Hari ini semua keluarga sibuk mempersiapkan acara pertunangan Kayla dan Abdi. Aku pun juga ikut membantu mempersiapkan makanan dan hidangan yang nanti akan digunakan untuk acara. Ponsel Kayla terus berbunyi dari tadi pagi, tapi Kayla tidak mengangkatnya karena dia sendiri sedang fokus dengan penataan dekorasi untuk pertunangannya.
"HP kamu Kay bunyi terus itu, angkat dulu siapa tau penting." Perintah bunda.
"Enggak bun, itu dari pasien Naya yang kemarin sempet dirawat Naya itu lho bun." Jawab Kayla tanpa mengalihkan pandangannya dari tukang dekor.
Aku yang mendengarkan itu spontan langsung melirik ke arah Kayla tanpa berani protes. Jika aku boleh bersuara aku juga ingin Kayla mengangkat telpon dari Angga. Selama Angga sakit aku tidak pernah meninggalkan Angga. Kemanapun aku pergi aku selalu izin dan pamit pada Angga, saat ini dia pasti sangat membutuhkan Kayla.

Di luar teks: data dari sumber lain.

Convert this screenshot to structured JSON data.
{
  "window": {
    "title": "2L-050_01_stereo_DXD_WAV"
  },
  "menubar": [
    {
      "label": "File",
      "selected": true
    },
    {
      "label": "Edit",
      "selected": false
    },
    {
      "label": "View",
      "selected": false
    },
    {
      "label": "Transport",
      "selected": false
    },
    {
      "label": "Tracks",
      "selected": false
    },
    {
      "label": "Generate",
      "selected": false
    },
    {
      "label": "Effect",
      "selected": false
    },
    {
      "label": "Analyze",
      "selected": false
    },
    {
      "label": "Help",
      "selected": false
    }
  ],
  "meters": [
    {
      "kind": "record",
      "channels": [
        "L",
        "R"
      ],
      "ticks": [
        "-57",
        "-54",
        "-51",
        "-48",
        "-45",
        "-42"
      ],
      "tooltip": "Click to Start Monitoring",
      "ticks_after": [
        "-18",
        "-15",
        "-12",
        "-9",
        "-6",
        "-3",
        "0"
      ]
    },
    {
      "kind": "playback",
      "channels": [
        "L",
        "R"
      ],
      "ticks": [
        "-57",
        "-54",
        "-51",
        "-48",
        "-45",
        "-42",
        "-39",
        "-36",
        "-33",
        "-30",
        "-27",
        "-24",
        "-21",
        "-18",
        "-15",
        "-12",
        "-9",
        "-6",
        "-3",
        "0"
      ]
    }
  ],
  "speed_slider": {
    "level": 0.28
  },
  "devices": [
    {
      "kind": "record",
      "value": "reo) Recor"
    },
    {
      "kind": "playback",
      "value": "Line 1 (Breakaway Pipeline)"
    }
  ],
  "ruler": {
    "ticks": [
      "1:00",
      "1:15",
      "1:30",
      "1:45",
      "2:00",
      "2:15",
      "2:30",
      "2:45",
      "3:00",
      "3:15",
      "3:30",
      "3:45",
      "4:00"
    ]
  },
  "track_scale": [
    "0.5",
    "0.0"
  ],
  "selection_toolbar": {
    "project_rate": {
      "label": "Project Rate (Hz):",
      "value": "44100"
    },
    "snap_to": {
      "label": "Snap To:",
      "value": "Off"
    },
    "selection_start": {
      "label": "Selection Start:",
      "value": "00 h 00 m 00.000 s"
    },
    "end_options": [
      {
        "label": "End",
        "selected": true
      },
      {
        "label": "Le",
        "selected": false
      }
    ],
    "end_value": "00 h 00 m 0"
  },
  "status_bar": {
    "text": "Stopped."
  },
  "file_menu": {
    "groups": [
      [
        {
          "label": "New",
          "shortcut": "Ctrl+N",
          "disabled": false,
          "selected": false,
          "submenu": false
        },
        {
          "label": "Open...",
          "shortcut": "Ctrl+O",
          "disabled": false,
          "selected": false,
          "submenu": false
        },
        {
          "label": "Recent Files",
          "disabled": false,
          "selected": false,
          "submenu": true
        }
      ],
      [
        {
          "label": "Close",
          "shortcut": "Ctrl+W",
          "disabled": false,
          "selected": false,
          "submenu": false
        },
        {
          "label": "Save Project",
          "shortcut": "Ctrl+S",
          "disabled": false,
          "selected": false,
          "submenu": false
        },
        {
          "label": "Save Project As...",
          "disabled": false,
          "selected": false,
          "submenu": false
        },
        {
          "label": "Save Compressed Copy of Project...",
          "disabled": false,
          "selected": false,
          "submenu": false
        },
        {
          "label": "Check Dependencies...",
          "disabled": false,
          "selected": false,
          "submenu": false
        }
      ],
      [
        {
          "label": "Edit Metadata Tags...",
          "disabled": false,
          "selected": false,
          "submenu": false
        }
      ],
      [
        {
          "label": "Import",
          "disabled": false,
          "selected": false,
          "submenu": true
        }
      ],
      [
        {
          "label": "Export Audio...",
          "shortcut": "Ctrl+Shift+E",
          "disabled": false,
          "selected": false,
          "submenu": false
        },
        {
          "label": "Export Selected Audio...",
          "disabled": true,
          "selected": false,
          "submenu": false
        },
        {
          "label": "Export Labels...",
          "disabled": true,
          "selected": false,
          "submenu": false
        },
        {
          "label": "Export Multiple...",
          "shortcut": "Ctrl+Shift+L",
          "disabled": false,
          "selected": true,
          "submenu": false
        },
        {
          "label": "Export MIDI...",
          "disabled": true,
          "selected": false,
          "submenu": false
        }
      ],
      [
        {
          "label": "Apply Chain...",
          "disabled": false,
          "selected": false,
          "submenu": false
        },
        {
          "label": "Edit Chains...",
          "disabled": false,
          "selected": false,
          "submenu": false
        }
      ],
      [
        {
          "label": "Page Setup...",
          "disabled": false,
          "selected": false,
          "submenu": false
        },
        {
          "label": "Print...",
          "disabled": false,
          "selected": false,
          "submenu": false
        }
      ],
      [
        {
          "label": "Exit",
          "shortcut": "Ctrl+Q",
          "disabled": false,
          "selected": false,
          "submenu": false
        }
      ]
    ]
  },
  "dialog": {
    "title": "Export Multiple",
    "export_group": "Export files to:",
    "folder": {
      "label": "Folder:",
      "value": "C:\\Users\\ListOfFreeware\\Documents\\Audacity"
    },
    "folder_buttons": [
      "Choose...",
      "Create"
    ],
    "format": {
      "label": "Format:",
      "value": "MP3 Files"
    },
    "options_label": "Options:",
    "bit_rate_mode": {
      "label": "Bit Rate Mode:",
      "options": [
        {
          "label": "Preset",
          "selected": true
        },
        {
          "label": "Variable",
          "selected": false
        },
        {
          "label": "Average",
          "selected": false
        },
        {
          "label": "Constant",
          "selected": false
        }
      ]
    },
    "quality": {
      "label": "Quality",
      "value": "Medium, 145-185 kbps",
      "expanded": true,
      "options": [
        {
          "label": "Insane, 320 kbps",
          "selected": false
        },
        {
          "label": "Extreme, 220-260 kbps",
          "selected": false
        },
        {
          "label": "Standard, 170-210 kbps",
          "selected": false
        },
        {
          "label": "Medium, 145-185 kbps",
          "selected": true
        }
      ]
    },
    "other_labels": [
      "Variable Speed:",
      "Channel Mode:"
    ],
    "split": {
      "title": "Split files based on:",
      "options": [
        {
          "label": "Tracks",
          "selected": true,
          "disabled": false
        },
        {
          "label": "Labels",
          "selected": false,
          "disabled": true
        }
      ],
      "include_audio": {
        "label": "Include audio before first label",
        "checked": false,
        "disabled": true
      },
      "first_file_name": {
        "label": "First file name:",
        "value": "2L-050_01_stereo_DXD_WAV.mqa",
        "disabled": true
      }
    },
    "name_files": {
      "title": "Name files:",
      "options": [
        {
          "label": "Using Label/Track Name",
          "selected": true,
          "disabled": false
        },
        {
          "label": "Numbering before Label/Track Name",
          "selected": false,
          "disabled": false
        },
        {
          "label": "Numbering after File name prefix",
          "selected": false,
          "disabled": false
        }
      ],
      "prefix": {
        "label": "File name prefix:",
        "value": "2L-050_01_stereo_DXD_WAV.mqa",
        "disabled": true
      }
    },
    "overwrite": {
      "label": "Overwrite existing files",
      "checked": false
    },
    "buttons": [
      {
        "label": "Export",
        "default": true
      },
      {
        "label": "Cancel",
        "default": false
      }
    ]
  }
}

"Yaudah sih suruh aja itu Naya angkat telponnya Kay. Siapa tau mungkin memang ada hal penting. Nanti biar Naya yang cari alasan." Kata mama.
"Angkat aja Nay!" Perintah Kayla.
Aku merasa bimbang dengan apa yang harus aku lakukan. Mengangkat telepon Angga atau tidak. Aku tidak bisa jika harus berbohong, alasan apa yang akan aku katakan nanti pada Angga.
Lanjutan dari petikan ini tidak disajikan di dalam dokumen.